Yet again social media has rather blown up in the faces of those opposed to HS2. This time because of an unguarded comment by one of their own. You may remember they’ve been desperate to talk up the opposition to HS2 on the ground by pretending there’s some sort of groundswell of opposition that’s seen protest camps spring up all over the phase 1 route of HS2. Of course (as usual) the truth is rather different. Students of history may remember the way Allied forces in World War 2 used inflatable models of tanks and aircraft to fool enemy reconnaissance aircraft. Stop Hs2 seemed to be trying the same stunt at Harvil Rd by setting up tents, hoping that people might then assume there were more protesters than there really were.
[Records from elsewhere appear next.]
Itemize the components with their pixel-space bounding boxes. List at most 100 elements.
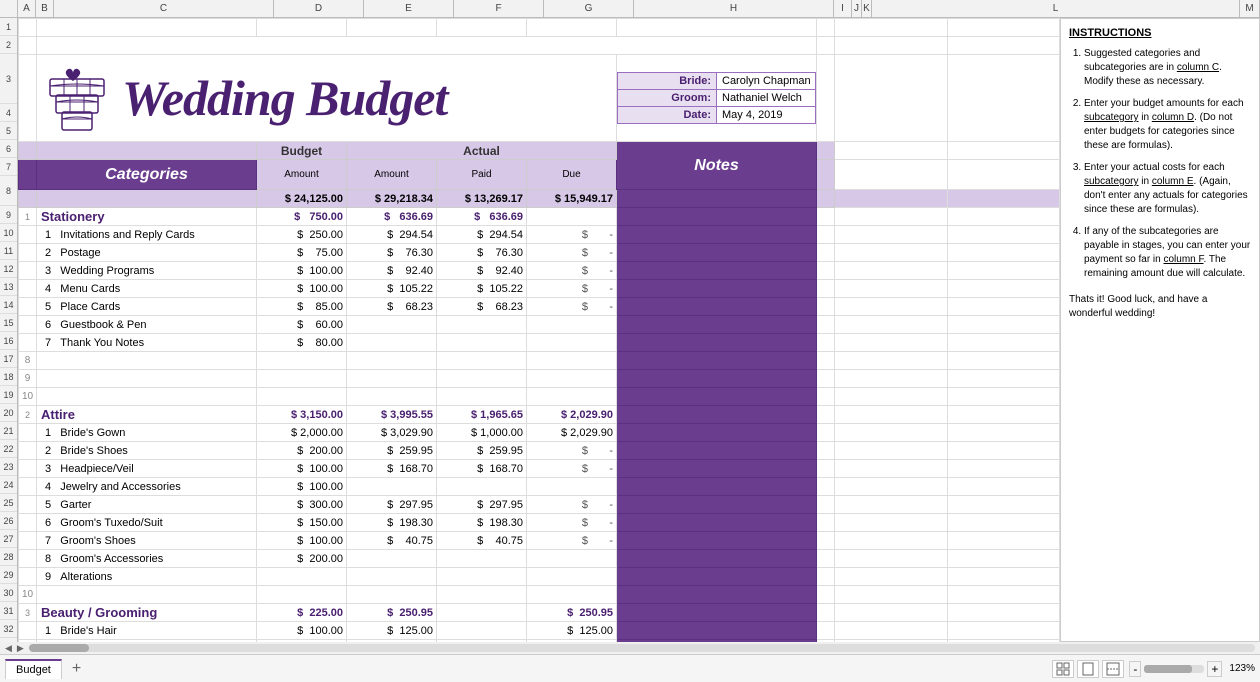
row-25: 25 [0, 494, 17, 512]
scroll-left-arrow[interactable]: ◀ [5, 643, 12, 654]
grand-total-row: $ 24,125.00 $ 29,218.34 $ 13,269.17 $ 15… [19, 190, 1060, 208]
row-5: 5 [0, 122, 17, 140]
row-31: 31 [0, 602, 17, 620]
horizontal-scrollbar[interactable]: ◀ ▶ [0, 642, 1260, 654]
zoom-in-button[interactable]: + [1207, 661, 1222, 677]
item-tuxedo: 6 Groom's Tuxedo/Suit $ 150.00 $ 198.30 … [19, 514, 1060, 532]
instruction-2: Enter your budget amounts for each subca… [1084, 97, 1251, 153]
instruction-4: If any of the subcategories are payable … [1084, 225, 1251, 281]
paid-header: Paid [437, 160, 527, 190]
item-alterations: 9 Alterations [19, 568, 1060, 586]
bottom-bar: Budget + - + 123% [0, 654, 1260, 682]
col-header-k: K [862, 0, 872, 17]
spreadsheet-container: A B C D E F G H I J K L M 1 2 3 4 5 6 7 … [0, 0, 1260, 682]
notes-header: Notes [617, 142, 817, 190]
scroll-right-arrow[interactable]: ▶ [17, 643, 24, 654]
beauty-title: Beauty / Grooming [37, 604, 257, 622]
date-label: Date: [618, 107, 717, 124]
row-9: 9 [0, 206, 17, 224]
spreadsheet-content: Wedding Budget Bride: Carolyn Chapman Gr… [18, 18, 1060, 642]
col-header-m: M [1240, 0, 1260, 17]
row-26: 26 [0, 512, 17, 530]
row-6: 6 [0, 140, 17, 158]
col-header-i: I [834, 0, 852, 17]
normal-view-button[interactable] [1052, 660, 1074, 678]
item-grooms-shoes: 7 Groom's Shoes $ 100.00 $ 40.75 $ 40.75… [19, 532, 1060, 550]
main-table: Wedding Budget Bride: Carolyn Chapman Gr… [18, 18, 1060, 642]
categories-header: Categories [37, 160, 257, 190]
row-7-budget-headers: Budget Actual Notes [19, 142, 1060, 160]
main-area: 1 2 3 4 5 6 7 8 9 10 11 12 13 14 15 16 1… [0, 18, 1260, 642]
groom-label: Groom: [618, 90, 717, 107]
budget-amount-header: Amount [257, 160, 347, 190]
item-postage: 2 Postage $ 75.00 $ 76.30 $ 76.30 $ - [19, 244, 1060, 262]
row-22: 22 [0, 440, 17, 458]
scroll-track[interactable] [29, 644, 1255, 652]
item-brides-makeup: 2 Bride's Makeup $ 75.00 $ 80.00 $ 80.00 [19, 640, 1060, 643]
row-31-empty: 10 [19, 586, 1060, 604]
instruction-3: Enter your actual costs for each subcate… [1084, 161, 1251, 217]
row-title: Wedding Budget Bride: Carolyn Chapman Gr… [19, 55, 1060, 142]
col-header-h: H [634, 0, 834, 17]
row-16: 16 [0, 332, 17, 350]
row-30: 30 [0, 584, 17, 602]
page-layout-button[interactable] [1077, 660, 1099, 678]
row-27: 27 [0, 530, 17, 548]
bride-label: Bride: [618, 73, 717, 90]
actual-amount-header: Amount [347, 160, 437, 190]
beauty-total-row: 3 Beauty / Grooming $ 225.00 $ 250.95 $ … [19, 604, 1060, 622]
due-header: Due [527, 160, 617, 190]
col-header-a: A [18, 0, 36, 17]
row-13: 13 [0, 278, 17, 296]
attire-title: Attire [37, 406, 257, 424]
col-header-l: L [872, 0, 1240, 17]
stationery-actual: $ 636.69 [347, 208, 437, 226]
col-header-f: F [454, 0, 544, 17]
stationery-budget: $ 750.00 [257, 208, 347, 226]
date-value[interactable]: May 4, 2019 [717, 107, 816, 124]
zoom-area: - + 123% [1129, 661, 1255, 677]
zoom-slider[interactable] [1144, 665, 1204, 673]
item-programs: 3 Wedding Programs $ 100.00 $ 92.40 $ 92… [19, 262, 1060, 280]
item-invitations: 1 Invitations and Reply Cards $ 250.00 $… [19, 226, 1060, 244]
row-29: 29 [0, 566, 17, 584]
col-header-g: G [544, 0, 634, 17]
stationery-total-row: 1 Stationery $ 750.00 $ 636.69 $ 636.69 [19, 208, 1060, 226]
bride-value[interactable]: Carolyn Chapman [717, 73, 816, 90]
item-menu-cards: 4 Menu Cards $ 100.00 $ 105.22 $ 105.22 … [19, 280, 1060, 298]
column-headers: A B C D E F G H I J K L M [0, 0, 1260, 18]
grand-total-actual: $ 29,218.34 [347, 190, 437, 208]
row-1: 1 [0, 18, 17, 36]
add-sheet-button[interactable]: + [67, 660, 86, 678]
row-20: 20 [0, 404, 17, 422]
page-break-button[interactable] [1102, 660, 1124, 678]
stationery-paid: $ 636.69 [437, 208, 527, 226]
row-8: 8 [0, 176, 17, 206]
scroll-thumb[interactable] [29, 644, 89, 652]
row-14: 14 [0, 296, 17, 314]
row-23: 23 [0, 458, 17, 476]
groom-value[interactable]: Nathaniel Welch [717, 90, 816, 107]
col-header-b: B [36, 0, 54, 17]
wedding-title: Wedding Budget [122, 69, 447, 127]
zoom-out-button[interactable]: - [1129, 661, 1141, 677]
item-guestbook: 6 Guestbook & Pen $ 60.00 [19, 316, 1060, 334]
attire-total-row: 2 Attire $ 3,150.00 $ 3,995.55 $ 1,965.6… [19, 406, 1060, 424]
item-headpiece: 3 Headpiece/Veil $ 100.00 $ 168.70 $ 168… [19, 460, 1060, 478]
row-18: 18 [0, 368, 17, 386]
budget-sheet-tab[interactable]: Budget [5, 659, 62, 679]
stationery-title: Stationery [37, 208, 257, 226]
cake-icon [42, 57, 112, 140]
row-2: 2 [0, 36, 17, 54]
row-4: 4 [0, 104, 17, 122]
budget-header: Budget [257, 142, 347, 160]
item-brides-gown: 1 Bride's Gown $ 2,000.00 $ 3,029.90 $ 1… [19, 424, 1060, 442]
notes-panel: INSTRUCTIONS Suggested categories and su… [1060, 18, 1260, 642]
item-jewelry: 4 Jewelry and Accessories $ 100.00 [19, 478, 1060, 496]
col-header-c: C [54, 0, 274, 17]
row-18-empty: 8 [19, 352, 1060, 370]
col-header-corner [0, 0, 18, 17]
bride-groom-table: Bride: Carolyn Chapman Groom: Nathaniel … [617, 72, 816, 124]
instructions-list: Suggested categories and subcategories a… [1069, 47, 1251, 281]
item-grooms-accessories: 8 Groom's Accessories $ 200.00 [19, 550, 1060, 568]
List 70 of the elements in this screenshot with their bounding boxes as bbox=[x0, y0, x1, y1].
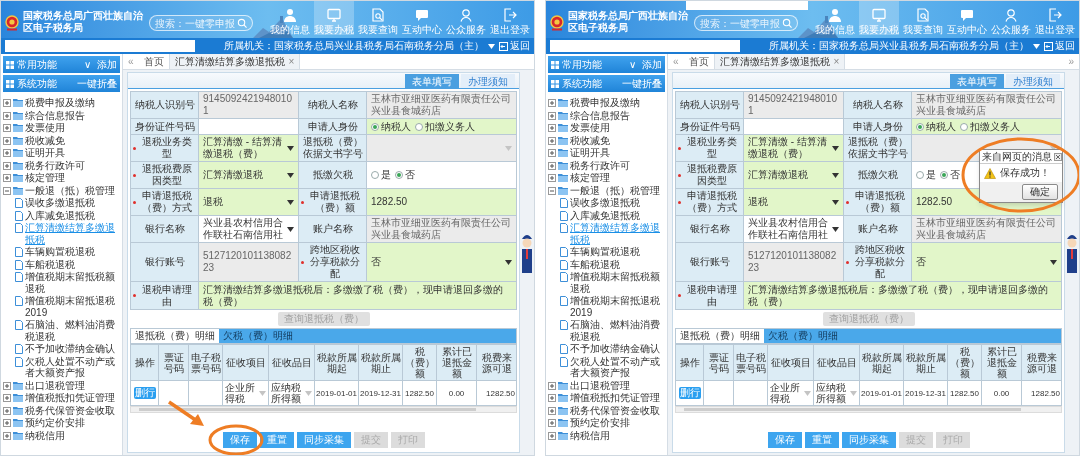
field-label: 抵缴欠税 bbox=[312, 169, 353, 181]
field-label: 账户名称 bbox=[857, 223, 898, 235]
field-label: 纳税人名称 bbox=[307, 99, 358, 111]
column-header: 票证号码 bbox=[158, 344, 189, 381]
sidebar-title: 常用功能 bbox=[17, 59, 58, 70]
site-title: 国家税务总局广西壮族自治区电子税务局 bbox=[568, 10, 689, 34]
column-header: 票证号码 bbox=[703, 344, 734, 381]
field-label: 账户名称 bbox=[312, 223, 353, 235]
org-label: 所属机关：国家税务总局兴业县税务局石南税务分局（主） bbox=[769, 40, 1029, 52]
field-label: 申请退抵税（费）方式 bbox=[686, 190, 738, 214]
table-cell: 2019-12-31 bbox=[358, 380, 403, 406]
org-label: 所属机关：国家税务总局兴业县税务局石南税务分局（主） bbox=[224, 40, 484, 52]
table-cell: 2019-12-31 bbox=[903, 380, 948, 406]
field-label: 纳税人名称 bbox=[852, 99, 903, 111]
column-header: 税（费）额 bbox=[947, 344, 982, 381]
column-header: 税费来源可退 bbox=[476, 344, 517, 381]
field-label: 银行账号 bbox=[144, 256, 185, 268]
field-label: 申请退抵税（费）额 bbox=[854, 190, 906, 214]
field-label: 退税申请理由 bbox=[141, 283, 193, 308]
sidebar-title: 常用功能 bbox=[562, 59, 603, 70]
field-label: 申请退抵税（费）额 bbox=[309, 190, 361, 214]
field-label: 退抵税费原因类型 bbox=[686, 163, 738, 187]
field-label: 退抵税（费）依据文书字号 bbox=[301, 136, 364, 160]
field-label: 身份证件号码 bbox=[679, 120, 740, 133]
column-header: 征收项目 bbox=[222, 344, 269, 381]
field-label: 跨地区税收分享税款分配 bbox=[309, 244, 361, 280]
column-header: 税款所属期起 bbox=[859, 344, 904, 381]
field-label: 退税业务类型 bbox=[686, 136, 738, 160]
table-cell: 2019-01-01 bbox=[859, 380, 904, 406]
field-label: 退税业务类型 bbox=[141, 136, 193, 160]
field-label: 跨地区税收分享税款分配 bbox=[854, 244, 906, 280]
field-label: 纳税人识别号 bbox=[679, 99, 740, 111]
column-header: 税款所属期起 bbox=[314, 344, 359, 381]
table-cell: 1282.50 bbox=[402, 380, 437, 406]
field-label: 纳税人识别号 bbox=[134, 99, 195, 111]
column-header: 征收品目 bbox=[813, 344, 860, 381]
column-header: 征收品目 bbox=[268, 344, 315, 381]
sidebar-title: 系统功能 bbox=[562, 78, 603, 89]
column-header: 税款所属期止 bbox=[903, 344, 948, 381]
field-label: 退税申请理由 bbox=[686, 283, 738, 308]
column-header: 电子税票号码 bbox=[733, 344, 768, 381]
dialog-message: 保存成功！ bbox=[1000, 167, 1050, 179]
field-label: 申请退抵税（费）方式 bbox=[141, 190, 193, 214]
table-cell: 1282.50 bbox=[476, 380, 517, 406]
column-header: 累计已退抵金额 bbox=[436, 344, 477, 381]
column-header: 税费来源可退 bbox=[1021, 344, 1062, 381]
column-header: 电子税票号码 bbox=[188, 344, 223, 381]
column-header: 征收项目 bbox=[767, 344, 814, 381]
dialog-title: 来自网页的消息 bbox=[982, 150, 1052, 163]
table-cell: 1282.50 bbox=[1021, 380, 1062, 406]
field-label: 申请人身份 bbox=[852, 120, 903, 133]
sidebar-title: 系统功能 bbox=[17, 78, 58, 89]
column-header: 操作 bbox=[130, 344, 159, 381]
column-header: 累计已退抵金额 bbox=[981, 344, 1022, 381]
field-label: 银行名称 bbox=[144, 223, 185, 235]
table-cell: 2019-01-01 bbox=[314, 380, 359, 406]
field-label: 退抵税（费）依据文书字号 bbox=[846, 136, 909, 160]
table-cell: 0.00 bbox=[981, 380, 1022, 406]
field-label: 抵缴欠税 bbox=[857, 169, 898, 181]
table-cell: 0.00 bbox=[436, 380, 477, 406]
site-title: 国家税务总局广西壮族自治区电子税务局 bbox=[23, 10, 144, 34]
field-label: 身份证件号码 bbox=[134, 120, 195, 133]
column-header: 税（费）额 bbox=[402, 344, 437, 381]
column-header: 操作 bbox=[675, 344, 704, 381]
field-label: 银行名称 bbox=[689, 223, 730, 235]
field-label: 退抵税费原因类型 bbox=[141, 163, 193, 187]
field-label: 银行账号 bbox=[689, 256, 730, 268]
column-header: 税款所属期止 bbox=[358, 344, 403, 381]
table-cell: 1282.50 bbox=[947, 380, 982, 406]
field-label: 申请人身份 bbox=[307, 120, 358, 133]
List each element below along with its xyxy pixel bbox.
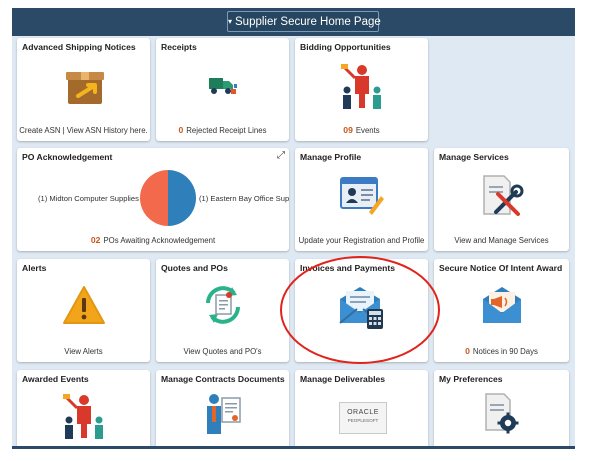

When the Bailiffs arrived to evict the camp they counted over two dozen tents and structures. There was only one problem (for the protestors at least). Sod-all were occupied. How do we know? Firstly, because all the video’s released of the evictions by the protesters show hardly any protestors present. Then this slipped out on Facebook today.
“only seven people were on site”…
Not exactly what you’d call much of a protest, is it? Just seven people, and two of them are the same old names – Mark Kier and Sarah Green. That leaves just five others holding the ‘fort’ (and I use that term loosely) as those two are often away playing silly buggers at stunts/court appearances around London, or when Kier was meant to be election campaigning in Uxbridge!
Considering that Harvil Rd is a stones throw from London, this is the best they can do? Half a dozen people and a few ‘weekend warriors’? Yet over 2.5 million people live in the constituencies Phase 1 of HS2 passes through.
Whichever way you cut it, it’s clear these protests are not going to stop HS2 in the slightest. They’re more like flea-bites, minor irritations that are soon dealt with. Many of them, like Chris Packham’s middle-class stroll along a muddy footpath with a few hundred people the other week, are just PR stunts, not a serious attempt to interfere in the building of HS2.
I can’t see the other four camps having any greater success as the same will happen. One day the Bailiff’s and Police will turn up without warning to take possession of the land and then it’s ‘Goodnight Vienna’ for the protest.
Somehow, I don’t think anyone in the corridors of power, or at the Department of Transport in Westminster or HS2 Ltd in Birmingham are going to be losing much sleep over these protests. Apparently, this coming weekend a four day long series of protests is meant to be held at what’s left of the Harvil Rd camp in a classic example of shutting the stable door after the horse has bolted!
Talking of protests, there’s also this one in London on January 22nd, although I can’t see this setting the world alight either. I’ll be interested to see how many people actually bother turning up.
Meanwhile, in the real world, a decision from the Government on giving HS2 the go-ahead is expected any time now. The latest round of speculation is that the Oakervee review and the go-ahead for HS2 will be announced at the same time at the beginning of February, just after the UK has formally left the EU and the clock begins ticking on the transition period. Let’s face it, the Government’s going to be desperate for some good economic news once that happens and announcing the fact we’re going ahead with HS2 would fit the bill.